The Russian naturalists, Brandt and Köppen, believed that at no very distant date a sea extended right across Eastern Russia from the Caspian to the Arctic Ocean, whilst Professor Boyd Dawkins expressed himself in very similar language as follows (c, p. 35): "Before the lowering of the temperature in Central Europe the sea had already rolled through the low country of Russia, from the Caspian to the White Sea and the Baltic, and formed a barrier to western migration to the Arctic mammals of Asia." These naturalists based their opinions on distributional evidence, but additional facts will be brought forward in the fifth chapter to substantiate these views.
These are some of the more important geographical events which will be dealt with in detail in the subsequent chapters in connection with the history of the migrations of the European fauna.
A separate chapter has been devoted to the British fauna and its origin, since it plays a very important part in the evolution of that of our continent. So essential is a thorough knowledge of this fauna, that I think it would be difficult to understand, without it, the main features of the great migrations; and I have before now expressed the opinion that the British fauna forms the key to the solution of the problem of the origin of European animals. We know that our British species came to us by land—at least the bulk of them.
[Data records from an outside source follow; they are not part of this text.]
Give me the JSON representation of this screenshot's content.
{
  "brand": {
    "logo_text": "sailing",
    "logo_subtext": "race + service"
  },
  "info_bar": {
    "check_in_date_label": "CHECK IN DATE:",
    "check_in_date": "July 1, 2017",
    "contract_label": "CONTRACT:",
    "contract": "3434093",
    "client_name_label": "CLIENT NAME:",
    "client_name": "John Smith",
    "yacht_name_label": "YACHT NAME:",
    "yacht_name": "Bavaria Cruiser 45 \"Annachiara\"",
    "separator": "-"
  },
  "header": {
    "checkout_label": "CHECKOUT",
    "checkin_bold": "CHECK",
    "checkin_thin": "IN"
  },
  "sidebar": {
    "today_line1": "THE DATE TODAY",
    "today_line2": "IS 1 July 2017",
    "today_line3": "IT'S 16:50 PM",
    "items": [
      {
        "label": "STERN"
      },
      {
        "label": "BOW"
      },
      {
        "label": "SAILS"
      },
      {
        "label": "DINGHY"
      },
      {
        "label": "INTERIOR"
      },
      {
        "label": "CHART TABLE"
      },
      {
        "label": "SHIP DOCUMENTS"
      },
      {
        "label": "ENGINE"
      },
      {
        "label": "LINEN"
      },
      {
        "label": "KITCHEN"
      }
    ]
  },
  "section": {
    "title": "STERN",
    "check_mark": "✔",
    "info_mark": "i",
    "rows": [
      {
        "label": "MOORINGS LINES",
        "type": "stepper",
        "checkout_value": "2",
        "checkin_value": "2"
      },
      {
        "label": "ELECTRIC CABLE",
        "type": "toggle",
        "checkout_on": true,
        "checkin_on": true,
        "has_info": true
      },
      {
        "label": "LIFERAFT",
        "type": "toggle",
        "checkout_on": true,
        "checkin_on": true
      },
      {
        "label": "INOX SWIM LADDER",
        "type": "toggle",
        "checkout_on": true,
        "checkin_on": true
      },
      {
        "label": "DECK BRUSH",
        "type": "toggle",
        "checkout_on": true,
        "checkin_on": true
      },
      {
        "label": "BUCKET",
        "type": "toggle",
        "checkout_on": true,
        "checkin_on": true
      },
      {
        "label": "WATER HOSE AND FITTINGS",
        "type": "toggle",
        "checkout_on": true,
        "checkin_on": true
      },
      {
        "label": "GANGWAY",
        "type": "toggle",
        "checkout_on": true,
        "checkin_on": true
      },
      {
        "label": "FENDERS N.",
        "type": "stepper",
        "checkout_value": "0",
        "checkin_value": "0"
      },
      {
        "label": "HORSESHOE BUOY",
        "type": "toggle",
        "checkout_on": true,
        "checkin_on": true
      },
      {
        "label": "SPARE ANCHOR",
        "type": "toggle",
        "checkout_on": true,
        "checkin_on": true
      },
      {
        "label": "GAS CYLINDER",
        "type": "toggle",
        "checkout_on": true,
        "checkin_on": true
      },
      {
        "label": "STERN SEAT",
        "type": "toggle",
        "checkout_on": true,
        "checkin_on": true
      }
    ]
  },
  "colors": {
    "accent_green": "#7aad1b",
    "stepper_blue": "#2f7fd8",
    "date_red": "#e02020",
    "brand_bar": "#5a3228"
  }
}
But we want to know what direction they came from, and at what time they arrived. When Ireland became disconnected from Great Britain, and the latter from Scandinavia and France, is another interesting problem. Professor Boyd Dawkins has indicated to us a method of the special line of research to meet such inquiries. "The absence," he says (b, p. xxix), "of the beaver and the dormouse from Ireland must be due to the existence of some barrier to their westward migration from the adjacent mainland, and the fact that the Alpine hare is indigenous, while the common hare is absent, implies that, so far as relates to the former animal, the barrier did not exist."
Many members of the great Siberian invasion reached England, but Ireland remained entirely free from these migrants. The assumption therefore seems not unreasonable, that the latter country at the time of their arrival was no longer joined to England. The great bulk of the Irish fauna is composed of Lusitanian, Alpine, and Oriental immigrants, and there is besides a distinctly Arctic or North American element. All these, of course, must have established themselves in Ireland before the Siberian fauna set foot in England, since it has been shown that a continuous land-surface was necessary for their migration. Owing to the perfect preservation of the remains of the Siberian migrants in recent continental deposits, the history of that migration can be clearly followed, and it is possible even to determine the date of its arrival in England—in geological language at any rate. The time of the colonisation of Ireland can be thus approximately fixed as having taken place at a period prior to the arrival of the Siberian migrants in England.
All those who have seriously studied the problems presented by our British fauna—notably the late Professor Forbes, and more recently Mr. Carpenter and myself—are agreed that the Lusitanian element is the oldest, and that the newest is that which has come to us from the east.